Elections bill hardly educational

Published 12:00 am Wednesday, August 7, 2013

RALEIGH — I sometimes think that one of the legal grounds for overturning a piece of legislation ought to be when the bill title is a lie.
If that were the case, the omnibus bill that state lawmakers passed overhauling how elections are held in North Carolina would be in trouble.
The bill’s long title begins, “An act to restore confidence in government by establishing the voter information verification act to promote the electoral process through education …”
Let me just say that I tend to doubt the legislation, which will create one of the strictest voter photo ID laws in the country and shorten the early voting period, will do much to restore confidence in government.
That, of course, is my opinion.

The lie in the bill title can be found in the reference to promoting the electoral process through education. The language appears to refer to provisions requiring the State Board of Elections and counties to distribution information about the photo ID requirements.
But you cannot promote the electoral process through education while passing laws that limit the amount of information provided to voters.
The 49-page bill that legislators approved in the final days of the legislative session curtails voters’ education in several ways.
It drops the state’s model Stand-By-Your-Ad law, which required candidates themselves to clearly state that their committees paid for ads shown on television or broadcast on radio. The same law required similar statements by political party officials or political committee officials when they ran ads not sponsored by the actual candidate committees.
In the law’s place will be old requirements of barely noticeable pictures and statements at the bottom of the ads.
Also, SuperPACs and other groups independent of candidates will no longer be required to disclose their biggest donors in print media advertisements.
Finally, a state distributed voter guide will disappear once the money already set aside for it dries up.

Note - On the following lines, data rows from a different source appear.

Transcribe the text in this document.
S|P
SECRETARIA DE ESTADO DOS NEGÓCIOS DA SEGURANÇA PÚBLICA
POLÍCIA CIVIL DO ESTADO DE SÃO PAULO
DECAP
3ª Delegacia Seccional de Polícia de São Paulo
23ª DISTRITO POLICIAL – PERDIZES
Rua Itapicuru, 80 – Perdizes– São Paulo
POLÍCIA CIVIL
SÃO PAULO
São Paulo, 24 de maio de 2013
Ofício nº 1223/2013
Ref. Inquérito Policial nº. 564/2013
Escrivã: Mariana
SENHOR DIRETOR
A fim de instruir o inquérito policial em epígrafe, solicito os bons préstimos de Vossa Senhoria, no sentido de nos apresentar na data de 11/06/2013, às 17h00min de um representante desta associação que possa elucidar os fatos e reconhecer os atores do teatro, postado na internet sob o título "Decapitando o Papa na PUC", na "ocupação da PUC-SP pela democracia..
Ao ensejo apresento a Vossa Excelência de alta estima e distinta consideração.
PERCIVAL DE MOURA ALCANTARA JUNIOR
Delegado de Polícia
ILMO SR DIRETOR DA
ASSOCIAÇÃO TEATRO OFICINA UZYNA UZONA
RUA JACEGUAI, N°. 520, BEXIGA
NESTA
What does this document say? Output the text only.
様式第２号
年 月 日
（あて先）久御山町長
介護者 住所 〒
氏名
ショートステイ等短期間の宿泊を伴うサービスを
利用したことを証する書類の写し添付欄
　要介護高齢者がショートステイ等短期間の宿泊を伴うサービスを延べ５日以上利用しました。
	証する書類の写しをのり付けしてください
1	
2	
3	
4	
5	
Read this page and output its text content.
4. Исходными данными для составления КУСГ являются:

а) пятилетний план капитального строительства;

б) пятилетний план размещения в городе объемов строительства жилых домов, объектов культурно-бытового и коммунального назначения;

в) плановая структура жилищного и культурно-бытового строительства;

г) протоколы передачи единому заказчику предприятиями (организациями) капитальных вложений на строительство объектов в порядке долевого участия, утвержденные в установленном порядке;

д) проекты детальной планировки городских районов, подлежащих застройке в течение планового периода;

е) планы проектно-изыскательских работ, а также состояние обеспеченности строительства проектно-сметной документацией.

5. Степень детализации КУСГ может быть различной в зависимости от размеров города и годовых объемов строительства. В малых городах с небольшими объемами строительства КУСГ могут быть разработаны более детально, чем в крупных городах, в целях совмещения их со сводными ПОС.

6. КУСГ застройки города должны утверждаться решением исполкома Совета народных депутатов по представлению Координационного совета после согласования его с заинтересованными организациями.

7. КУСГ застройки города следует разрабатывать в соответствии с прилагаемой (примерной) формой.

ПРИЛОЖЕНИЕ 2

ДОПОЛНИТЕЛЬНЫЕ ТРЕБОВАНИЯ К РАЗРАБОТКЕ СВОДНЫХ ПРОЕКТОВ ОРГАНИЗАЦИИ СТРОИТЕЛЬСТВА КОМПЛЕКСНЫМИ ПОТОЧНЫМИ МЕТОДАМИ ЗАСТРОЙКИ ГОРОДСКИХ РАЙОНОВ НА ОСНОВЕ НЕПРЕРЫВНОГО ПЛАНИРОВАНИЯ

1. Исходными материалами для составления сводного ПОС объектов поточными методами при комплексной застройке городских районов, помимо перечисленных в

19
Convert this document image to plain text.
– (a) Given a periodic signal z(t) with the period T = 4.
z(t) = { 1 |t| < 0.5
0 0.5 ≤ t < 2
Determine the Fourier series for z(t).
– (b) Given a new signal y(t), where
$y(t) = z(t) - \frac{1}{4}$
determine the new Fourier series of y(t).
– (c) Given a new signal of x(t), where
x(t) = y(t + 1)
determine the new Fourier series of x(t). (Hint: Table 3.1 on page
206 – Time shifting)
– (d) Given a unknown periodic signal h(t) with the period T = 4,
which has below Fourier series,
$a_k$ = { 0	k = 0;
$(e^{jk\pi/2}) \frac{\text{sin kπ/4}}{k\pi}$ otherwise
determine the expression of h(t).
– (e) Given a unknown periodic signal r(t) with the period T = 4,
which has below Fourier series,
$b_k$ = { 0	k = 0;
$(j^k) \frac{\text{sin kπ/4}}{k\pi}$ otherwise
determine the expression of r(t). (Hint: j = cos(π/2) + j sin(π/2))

Words have meaning, and those words only add up to the definition of “education” in some Orwellian world where up is down and everything is askew.
In fact, if state legislators had been interested in educating voters, or in restoring confidence in government, they could have used the omnibus elections bill to revamp financial reporting requirements for candidates and committees so that more information reached voters sooner.
Instead, they decided that kind of thing needed more study.
Not so long ago, before the days of SuperPACs and unlimited corporate spending on political campaigns, when pesky donor limits had meaning, the critics of donor limits often proposed more transparency as an alternative to the limits.
Let the donors give what they want, but ensure that their identities and the amounts are quickly reported to the public, the argument went.
Now that they have largely gotten their way with the Citizens United court ruling and the use of the shadow, independent groups, isn’t it interesting how the transparency seems to be disappearing too?
Maybe that is the education referenced.
Scott Mooneyham writes about state government for Capitol Press Association.